Valkuilen....

© h.hofstede (h.hofstede@hogeland.nl)

 

We hebben intussen geleerd hoe je een regressielijn opstelt en hoe je de correlatiecoëfficiënt ervan berekent.

Het wordt pas gevaarlijk als je daar conclusies aan gaat verbinden. Er zijn een boel valkuilen en interpretatieverschillen te maken rondom onze r.

In deze les zullen we een aantal, veel voorkomende fouten/misverstanden/valkuilen de revue laten passeren.
   
Valkuil 1 :  Verschillende deelpopulaties.
   
Gijs en Karel onderzoeken samen of er een verband is tussen de intelligentie en het lichaamsgewicht van een aantal beesten. Ze hebben een testje ontworpen van hoe snel een beest iets leert en daarmee meten ze de intelligentie. Ze vinden de puntenwolk hiernaast.
Berekeningen leveren een best grote negatieve correlatie.
"Hoe zwaarder des te dommer" zou je kunnen concluderen.

Totdat je ziet dat die puntenwolk van Gijs en Karel eigenlijk bestaat uit twee aparte wolkjes! Wat hebben ze gedaan? Ze hebben hun experiment op paarden én op honden uitgevoerd en alle gegevens op één hoop gegooid.

   
Honden zijn nou eenmaal slimmer dan paarden, maar dat heeft niets te maken met het feit dat ze lichter zijn.

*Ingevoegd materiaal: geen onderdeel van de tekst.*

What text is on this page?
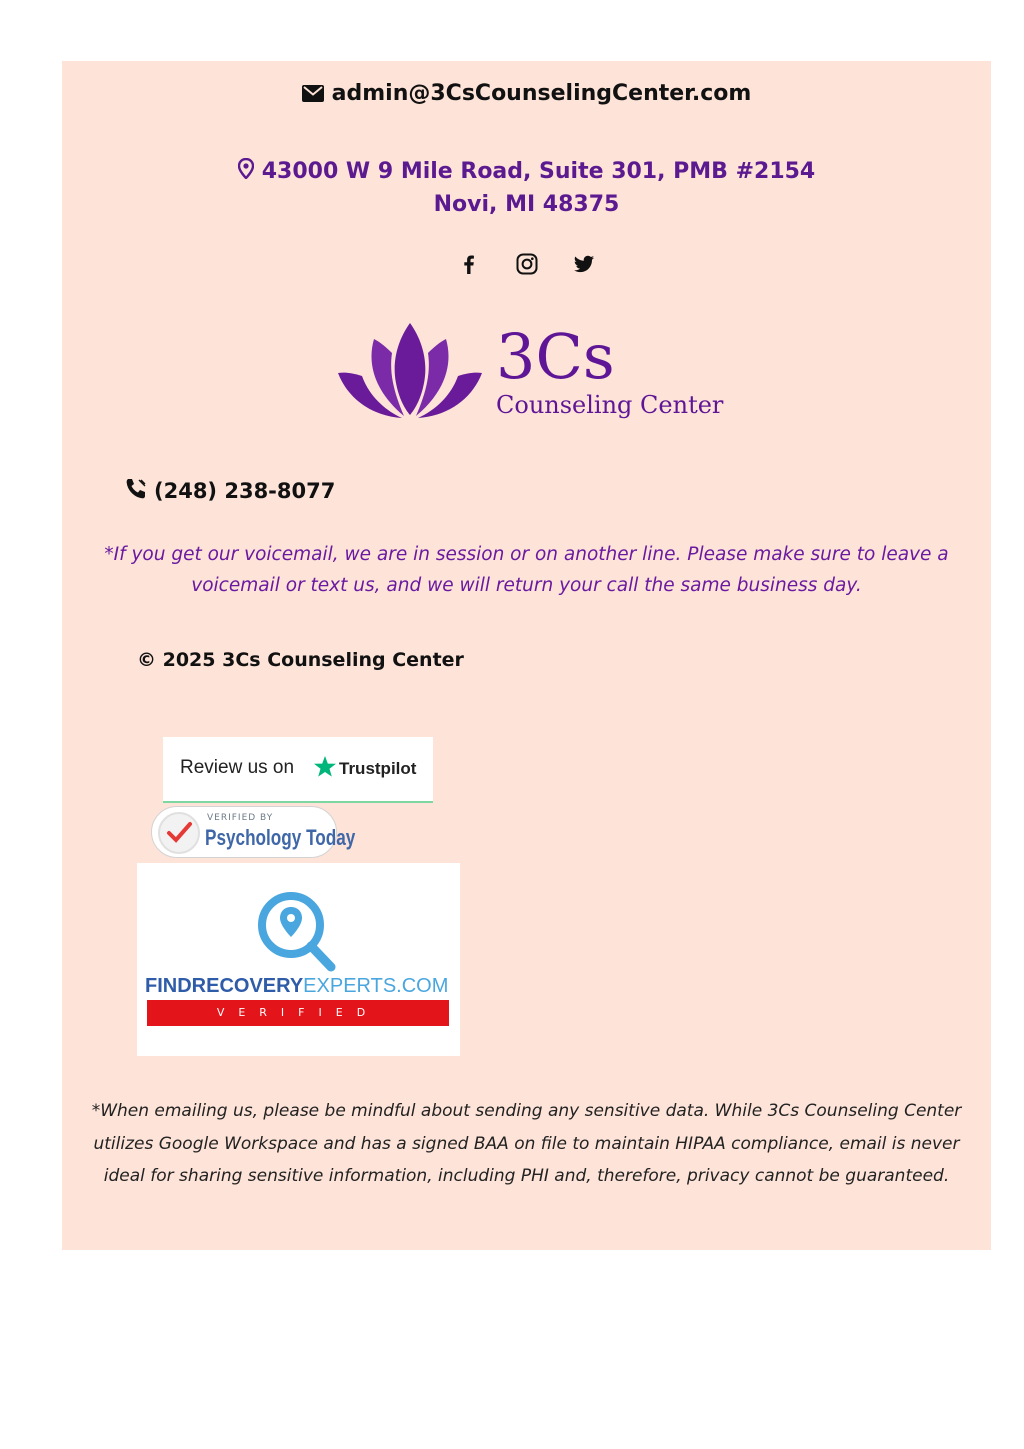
admin@3CsCounselingCenter.com
43000 W 9 Mile Road, Suite 301, PMB #2154
Novi, MI 48375

3Cs
Counseling Center
(248) 238-8077
*If you get our voicemail, we are in session or on another line. Please make sure to leave a voicemail or text us, and we will return your call the same business day.
© 2025 3Cs Counseling Center
Review us on	Trustpilot
VERIFIED BY
Psychology Today
FINDRECOVERYEXPERTS.COM
VERIFIED
*When emailing us, please be mindful about sending any sensitive data. While 3Cs Counseling Center utilizes Google Workspace and has a signed BAA on file to maintain HIPAA compliance, email is never ideal for sharing sensitive information, including PHI and, therefore, privacy cannot be guaranteed.
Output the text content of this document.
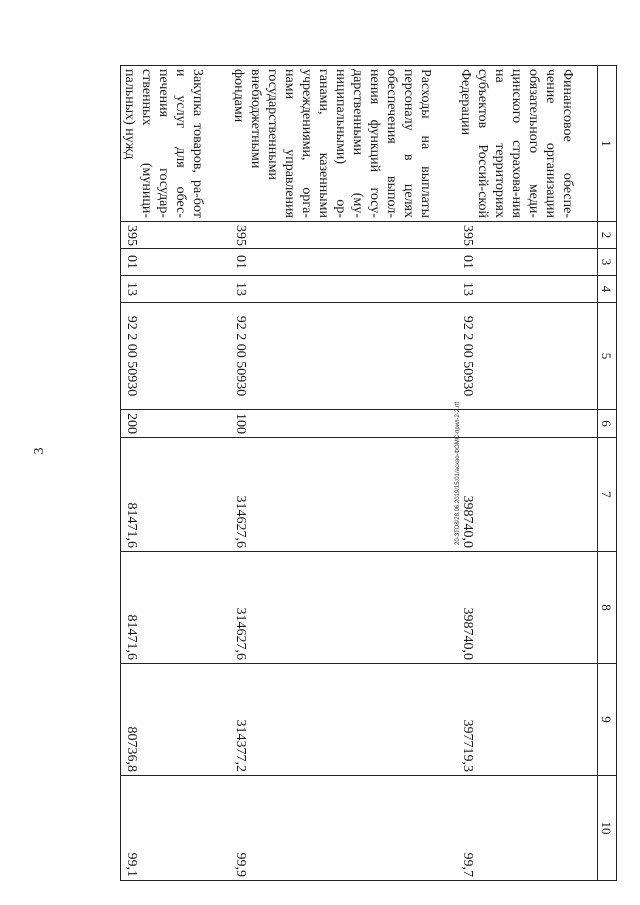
3	20-ЗТО8/28.06.2019/15:01/асхао-ФОМС-прил-2-2.rtf
1	2	3	4	5	6	7	8	9	10
Финансовое обеспе-чение организации обязательного меди-цинского страхова-ния на территориях субъектов Россий-ской Федерации	395	01	13	92 2 00 50930		398740,0	398740,0	397719,3	99,7
Расходы на выплаты персоналу в целях обеспечения выпол-нения функций госу-дарственными (му-ниципальными) ор-ганами, казенными учреждениями, орга-нами управления государственными внебюджетными фондами	395	01	13	92 2 00 50930	100	314627,6	314627,6	314377,2	99,9
Закупка товаров, ра-бот и услуг для обес-печения государ-ственных (муници-пальных) нужд	395	01	13	92 2 00 50930	200	81471,6	81471,6	80736,8	99,1
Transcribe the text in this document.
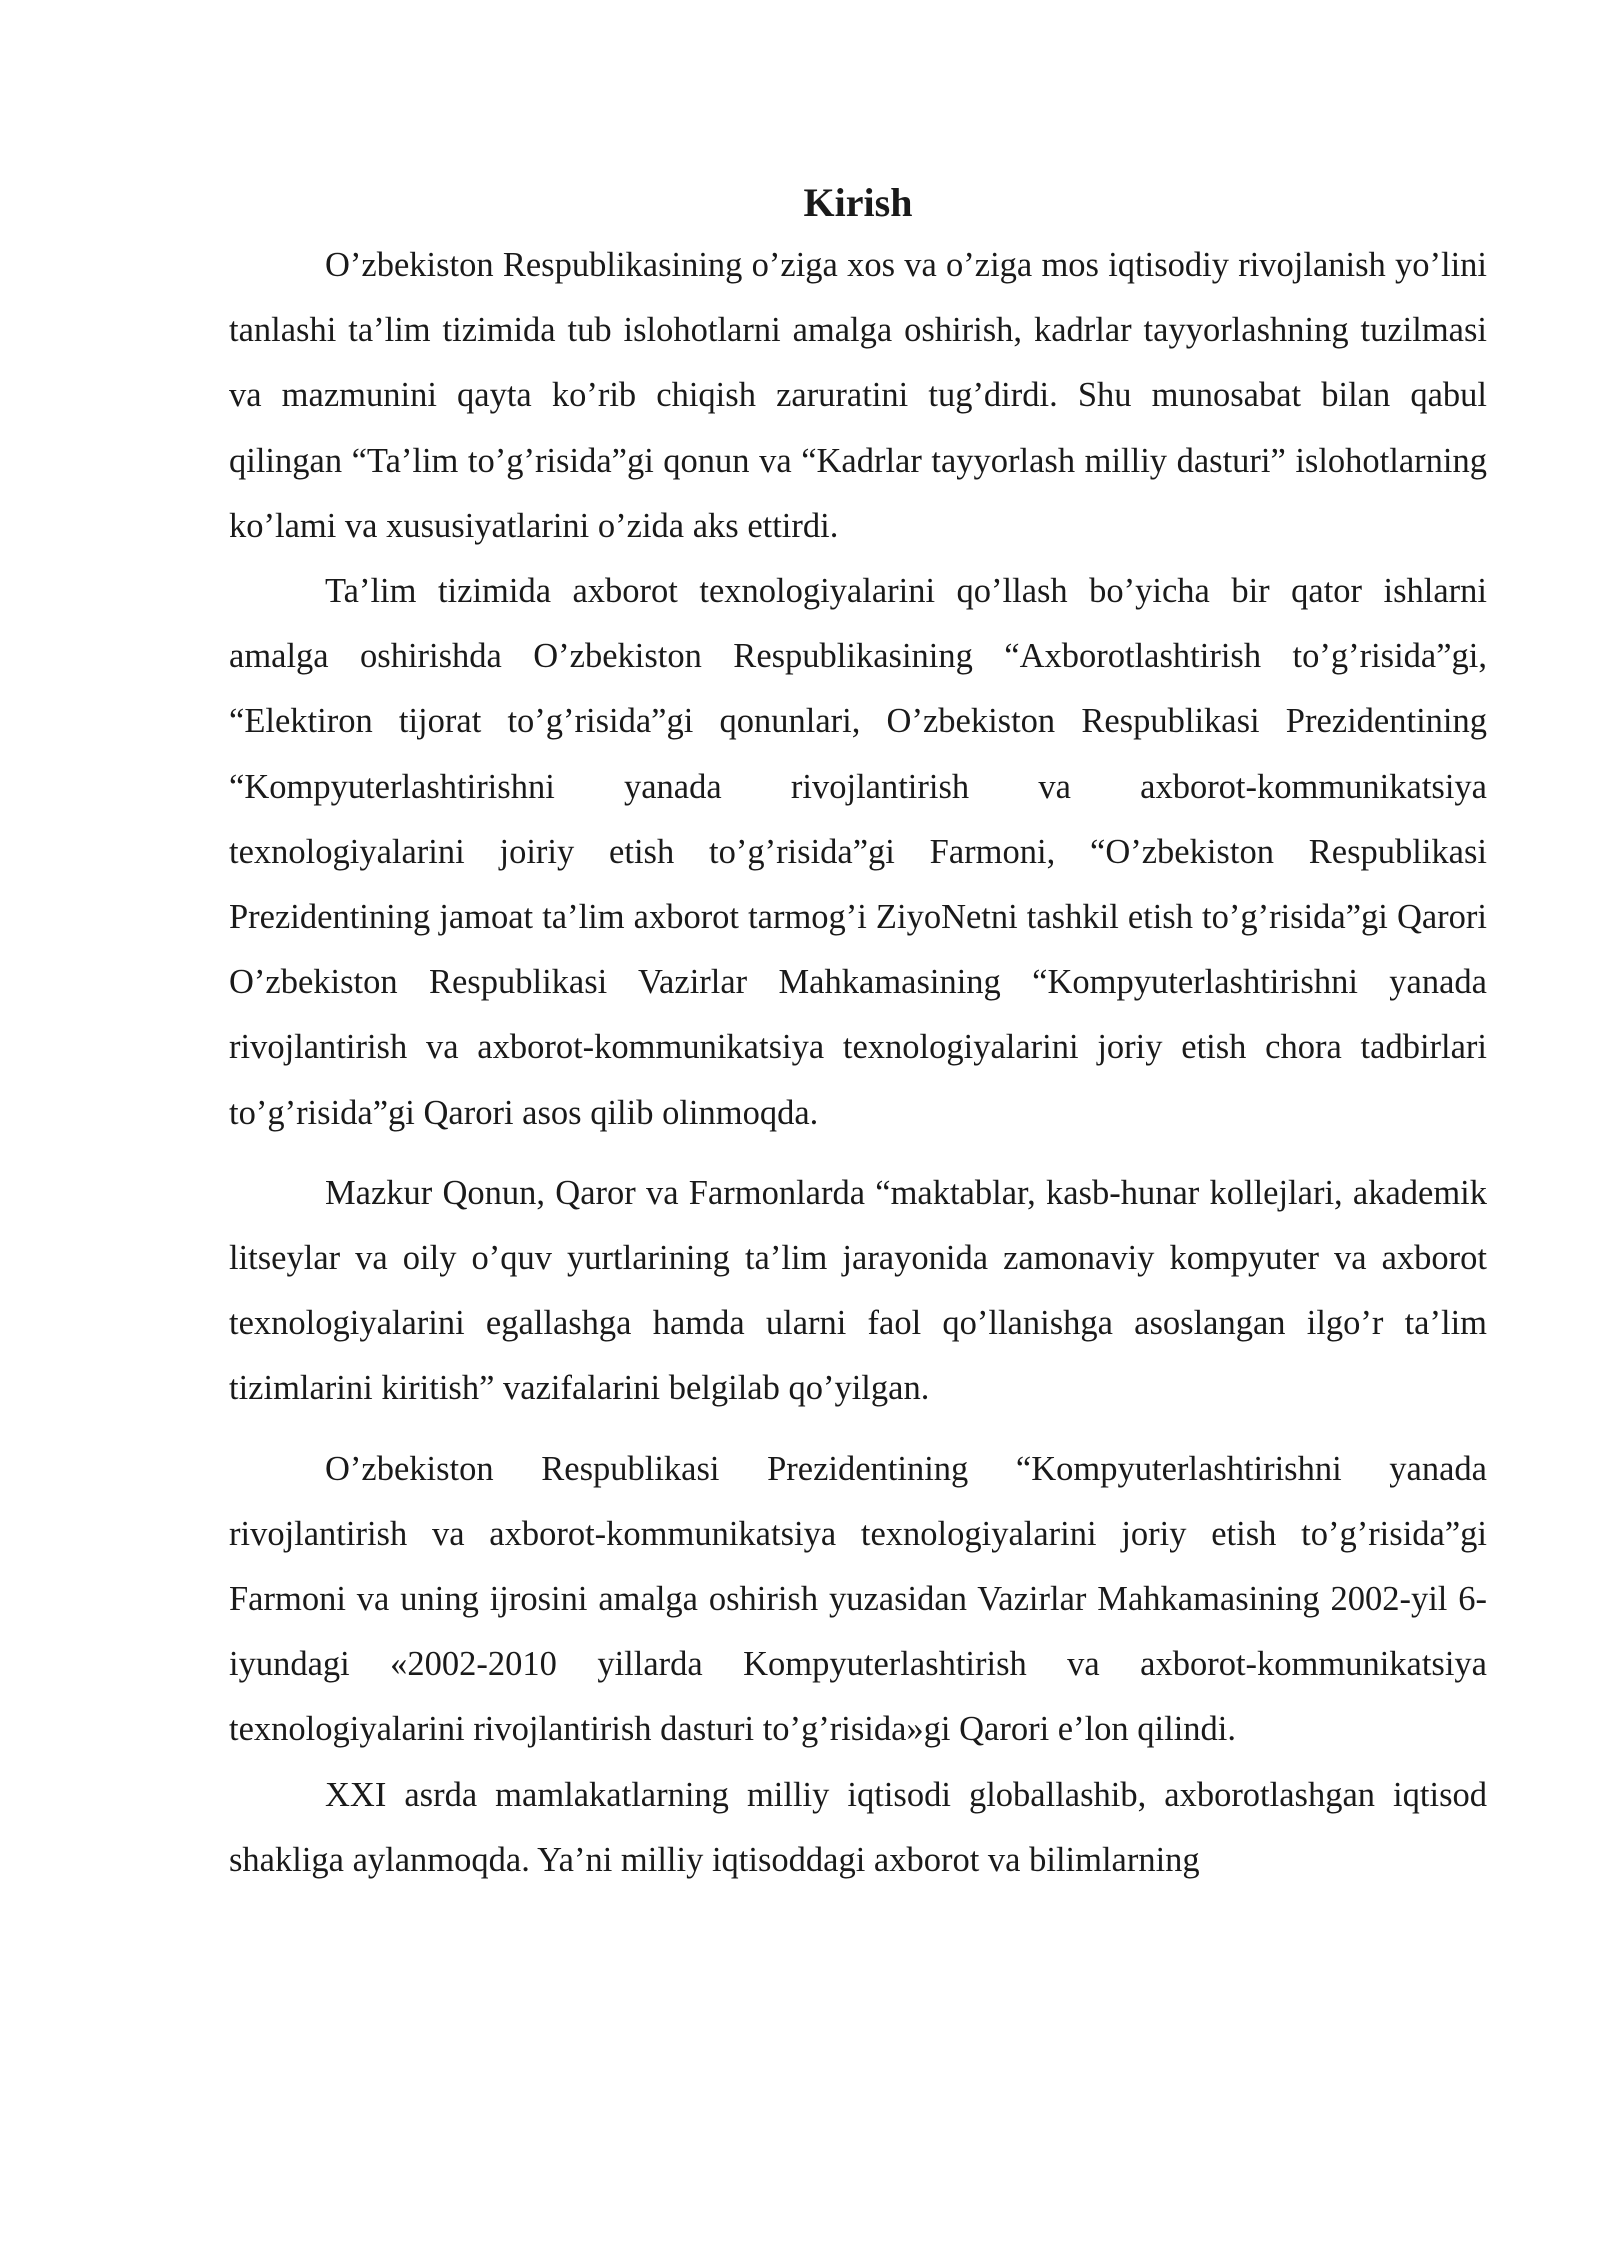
Kirish

O’zbekiston Respublikasining o’ziga xos va o’ziga mos iqtisodiy rivojlanish yo’lini tanlashi ta’lim tizimida tub islohotlarni amalga oshirish, kadrlar tayyorlashning tuzilmasi va mazmunini qayta ko’rib chiqish zaruratini tug’dirdi. Shu munosabat bilan qabul qilingan “Ta’lim to’g’risida”gi qonun va “Kadrlar tayyorlash milliy dasturi” islohotlarning ko’lami va xususiyatlarini o’zida aks ettirdi.

Ta’lim tizimida axborot texnologiyalarini qo’llash bo’yicha bir qator ishlarni amalga oshirishda O’zbekiston Respublikasining “Axborotlashtirish to’g’risida”gi, “Elektiron tijorat to’g’risida”gi qonunlari, O’zbekiston Respublikasi Prezidentining “Kompyuterlashtirishni yanada rivojlantirish va axborot-kommunikatsiya texnologiyalarini joiriy etish to’g’risida”gi Farmoni, “O’zbekiston Respublikasi Prezidentining jamoat ta’lim axborot tarmog’i ZiyoNetni tashkil etish to’g’risida”gi Qarori O’zbekiston Respublikasi Vazirlar Mahkamasining “Kompyuterlashtirishni yanada rivojlantirish va axborot-kommunikatsiya texnologiyalarini joriy etish chora tadbirlari to’g’risida”gi Qarori asos qilib olinmoqda.

Mazkur Qonun, Qaror va Farmonlarda “maktablar, kasb-hunar kollejlari, akademik litseylar va oily o’quv yurtlarining ta’lim jarayonida zamonaviy kompyuter va axborot texnologiyalarini egallashga hamda ularni faol qo’llanishga asoslangan ilgo’r ta’lim tizimlarini kiritish” vazifalarini belgilab qo’yilgan.

O’zbekiston Respublikasi Prezidentining “Kompyuterlashtirishni yanada rivojlantirish va axborot-kommunikatsiya texnologiyalarini joriy etish to’g’risida”gi Farmoni va uning ijrosini amalga oshirish yuzasidan Vazirlar Mahkamasining 2002-yil 6-iyundagi «2002-2010 yillarda Kompyuterlashtirish va axborot-kommunikatsiya texnologiyalarini rivojlantirish dasturi to’g’risida»gi Qarori e’lon qilindi.

XXI asrda mamlakatlarning milliy iqtisodi globallashib, axborotlashgan iqtisod shakliga aylanmoqda. Ya’ni milliy iqtisoddagi axborot va bilimlarning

Als je de puntenwolken voor de honden en de paarden apart bekijkt, zoals hiernaast, dan zie je dat er van die correlatie niets overblijft!

   
   
Valkuil 2:  Selectie van de steekproef
   
Dit is eigenlijk het omgekeerde van de vorige valkuil.

Stel dat Gijs en Karel doorgaan met hun IQ-onderzoek, en deze keer willen onderzoeken of er verband is tussen de draagtijd van een baby (het aantal dagen tussen verwekt worden en geboren worden) en het IQ van het geboren kind.
Gijs en Karel zitten beiden op het VWO en meten bij alle klasgenoten het IQ en de draagtijd.

Dat geeft de puntenwolk hiernaast, en ze vinden maar een erg kleine correlatie.

Maar ja, ze bekijken helaas maar een erg select groepje: alleen maar VWO-leerlingen, en die hebben gemiddeld een hoog IQ. Misschien zag de puntenwolk voor kinderen van alle leerniveaus er eigenlijk wel uit als hiernaast en was er best een redelijk grote correlatie tussen draagtijd en IQ!

In deze tweede grafiek zie je dat er voor alle punten wel een redelijk grote correlatie is, maar voor die rode punten niet!

Jammer voor Gijs en Karel!

Ze zullen niet de NOBELprijs voor dit onderzoek ontvangen....

   
   
Valkuil 3:  Uitschieters.
   
Eén punt dat erg ver van een verder bijna perfecte lijn afligt geeft een forse daling in de correlatiecoëfficiënt. Dat komt natuurlijk omdat die afwijking in het kwadraat wordt genomen, en dus relatief erg zwaar meetelt.  Zo'n "uitschieter" kan heel goed het gevolg van een meetfout zijn.
Kijk maar naar de figuren hiernaast hoeveel r daardoor kan veranderen.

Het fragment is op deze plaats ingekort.